Submitted to: ASA-CSSA-SSSA Annual Meeting Abstracts
Publication Type: Abstract Only
Publication Acceptance Date: 7/25/2018
Publication Date: 11/6/2018
Citation: Nelson, A.M., Moriasi, D.N., Steiner, J.L., Fortuna, A. 2018. Forty years of livestock grazing and climate research: a synthesis of major findings [abstract]. ASA-CSSA-SSSA Annual Meeting Abstracts. Available at: https://scisoc.confex.com/scisoc/2018am/meetingapp.cgi/Paper/112482.
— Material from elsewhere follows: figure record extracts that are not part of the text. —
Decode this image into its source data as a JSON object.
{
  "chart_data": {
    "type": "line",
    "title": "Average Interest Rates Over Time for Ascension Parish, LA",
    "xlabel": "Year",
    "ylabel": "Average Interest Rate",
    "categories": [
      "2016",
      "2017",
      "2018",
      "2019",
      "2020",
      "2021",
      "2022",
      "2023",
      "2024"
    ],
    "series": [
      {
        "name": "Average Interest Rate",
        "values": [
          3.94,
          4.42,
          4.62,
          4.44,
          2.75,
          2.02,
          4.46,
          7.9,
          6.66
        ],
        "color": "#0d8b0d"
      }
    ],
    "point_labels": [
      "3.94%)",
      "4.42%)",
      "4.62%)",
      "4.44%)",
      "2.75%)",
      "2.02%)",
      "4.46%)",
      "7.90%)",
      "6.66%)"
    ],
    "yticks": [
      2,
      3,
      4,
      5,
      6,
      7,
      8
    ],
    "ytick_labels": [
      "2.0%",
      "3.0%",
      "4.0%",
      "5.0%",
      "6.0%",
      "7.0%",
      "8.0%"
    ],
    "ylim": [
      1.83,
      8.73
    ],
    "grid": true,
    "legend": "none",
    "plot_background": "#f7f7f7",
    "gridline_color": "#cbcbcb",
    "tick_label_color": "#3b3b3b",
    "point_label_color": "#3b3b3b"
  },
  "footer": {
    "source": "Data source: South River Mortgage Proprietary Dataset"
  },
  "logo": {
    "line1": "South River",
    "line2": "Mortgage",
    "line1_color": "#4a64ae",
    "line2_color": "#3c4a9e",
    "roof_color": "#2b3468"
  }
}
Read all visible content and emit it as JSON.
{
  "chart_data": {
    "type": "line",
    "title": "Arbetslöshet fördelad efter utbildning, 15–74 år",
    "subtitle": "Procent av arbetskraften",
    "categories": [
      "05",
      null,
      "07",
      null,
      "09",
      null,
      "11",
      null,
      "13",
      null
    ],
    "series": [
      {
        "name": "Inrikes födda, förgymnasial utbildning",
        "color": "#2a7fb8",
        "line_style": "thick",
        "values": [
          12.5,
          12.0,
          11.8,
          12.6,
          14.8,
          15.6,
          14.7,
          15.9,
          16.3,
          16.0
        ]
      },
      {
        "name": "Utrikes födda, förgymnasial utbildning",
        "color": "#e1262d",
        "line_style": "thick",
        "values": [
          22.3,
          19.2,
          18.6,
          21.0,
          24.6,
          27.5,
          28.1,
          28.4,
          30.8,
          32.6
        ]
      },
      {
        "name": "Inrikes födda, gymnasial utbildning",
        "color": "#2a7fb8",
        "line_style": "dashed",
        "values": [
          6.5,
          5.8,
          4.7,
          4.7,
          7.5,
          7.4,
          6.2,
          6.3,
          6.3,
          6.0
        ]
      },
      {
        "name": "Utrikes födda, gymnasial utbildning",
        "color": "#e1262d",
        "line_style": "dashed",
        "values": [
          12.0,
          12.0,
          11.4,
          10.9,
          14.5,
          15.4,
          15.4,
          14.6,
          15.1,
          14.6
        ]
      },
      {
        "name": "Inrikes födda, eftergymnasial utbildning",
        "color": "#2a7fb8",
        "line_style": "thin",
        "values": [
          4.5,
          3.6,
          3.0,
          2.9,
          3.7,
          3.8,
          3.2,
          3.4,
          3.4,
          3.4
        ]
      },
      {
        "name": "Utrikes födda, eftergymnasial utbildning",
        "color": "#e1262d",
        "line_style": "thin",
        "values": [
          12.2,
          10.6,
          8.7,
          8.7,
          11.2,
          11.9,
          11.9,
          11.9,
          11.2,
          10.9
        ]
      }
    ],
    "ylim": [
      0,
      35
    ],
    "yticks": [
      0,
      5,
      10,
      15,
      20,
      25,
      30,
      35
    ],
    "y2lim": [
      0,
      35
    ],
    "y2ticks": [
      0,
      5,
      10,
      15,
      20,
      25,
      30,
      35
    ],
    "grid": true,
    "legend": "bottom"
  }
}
Interpretive Summary: Abstract only
Technical Abstract: In 1976, eight water resources and erosion unit source (WRE) watersheds were established and instrumented at the USDA-ARS Grazinglands Research Laboratory near El Reno, Oklahoma. Each of the eight watersheds is 80 m wide and 200 m long with a drainage area of 1.6 ha, with slopes of 3-4%. All were constructed and instrumented to measure precipitation, soil moisture, ground water, and surface runoff and water quality. The cropped watersheds are surrounded by manmade berms and the native grass watersheds by ridges and natural boundaries. Land use of the watersheds (native v. agronomic) has remained constant since 1976, with variations in land management as dictated by research objectives. Decisions regarding land management have been largely representative of native grass and wheat management in the Reddish Prairies, one of the major land resources areas in the Southern Great Plains. Prior to construction all watersheds were in native grass. After construction, four of the eight watersheds were cropped and the other four remained in native grass. The WRE watersheds have been used to address a number of research objectives in the general area of productivity, surface runoff and erosion, water quality, spatial variability of soil properties, soil moisture distribution, groundwater levels, impact of land management alternatives, and effects of land use. A synthesis of forty years of investigations addressing the impact of management systems on runoff and erosion and the impact of climate variations will be presented in preparation for the next phase of research.